"Read his mind," she said matter-of-factly. "Just like I can tell that you're getting ready to screech 'Charlatan!' at me, and like you think I got a cast-iron girdle and homely shoes. Well, they're comfortable, dearie, which is more than you can say for those high-heeled slippers of yours. That left little toe of yours is killing you, dearie!"
Shari's lips moved, but her mouth was as empty of sound as her face was of blood. Milly had hit the bull's-eye.
"Everybody relax a moment," Wally said. "Tell me, Dr. King, what's your attitude toward PC?"
"I don't have any!" she snapped. "It's a phenomenon. I have as much attitude toward it as I do toward osmosis or toward peristalsis. None."
"Would you consider a person fortunate to possess the power of precognition?" Wally asked her.

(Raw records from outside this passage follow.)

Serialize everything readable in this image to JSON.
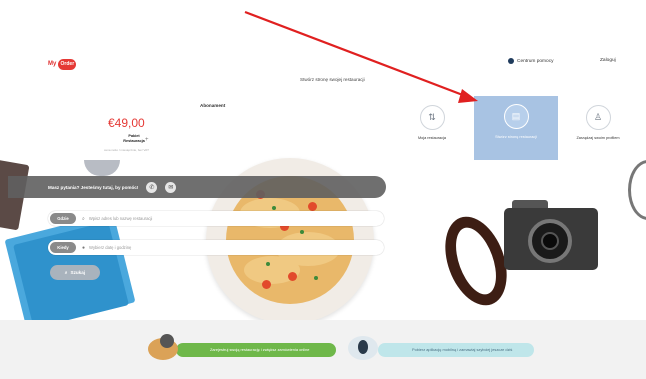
{
  "brand": {
    "logo_text": "My",
    "logo_badge": "Order"
  },
  "header": {
    "help_label": "Centrum pomocy",
    "login_label": "Zaloguj",
    "tagline": "Stwórz stronę swojej restauracji"
  },
  "pricing": {
    "title": "Abonament",
    "price": "€49,00",
    "price_sub": "Pakiet Restauracja",
    "plus_symbol": "+",
    "note": "cena netto / miesięcznie, bez VAT"
  },
  "services": [
    {
      "label": "Moja restauracja",
      "icon": "swap-icon",
      "active": false
    },
    {
      "label": "Stwórz stronę restauracji",
      "icon": "storefront-icon",
      "active": true
    },
    {
      "label": "Zarządzaj swoim profilem",
      "icon": "user-icon",
      "active": false
    }
  ],
  "form": {
    "banner_text": "Masz pytania? Jesteśmy tutaj, by pomóc!",
    "field1": {
      "tag": "Gdzie",
      "placeholder": "Wpisz adres lub nazwę restauracji"
    },
    "field2": {
      "tag": "Kiedy",
      "placeholder": "Wybierz datę i godzinę"
    },
    "submit_label": "Szukaj"
  },
  "footer": {
    "promo1": "Zarejestruj swoją restaurację i zwiększ zamówienia online",
    "promo2": "Pobierz aplikację mobilną i zamawiaj szybciej jeszcze dziś"
  },
  "colors": {
    "accent_red": "#e53935",
    "active_tile": "#a8c3e3",
    "annotation_arrow": "#e02020",
    "promo_green": "#6fb84a",
    "promo_teal": "#bfe6ea"
  }
}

Shari's head came up. "If there were such a thing," she said, much more quietly. "Yes. I should imagine that precognition would be a powerful talent."
"If you have no emotional bias against psi as such," he went on smoothly, "you'd be happy for Tex if he were a PC."
Her eyebrows drew together. She looked at me, veiling her violet eyes as if to hide her thoughts from us. "I would consider Tex quite fortunate. But only if you could show that such a thing really existed," she said more loudly.
"How about you, Tex?" Wally asked me.
"Nuts," I said. "You can't make me like the idea of being a snake, no matter how you dress it up." I shook my head. "Psi powers are the mark of a diseased mind, for my dough. They're pure poison. What have they ever done for you?" I insisted rudely.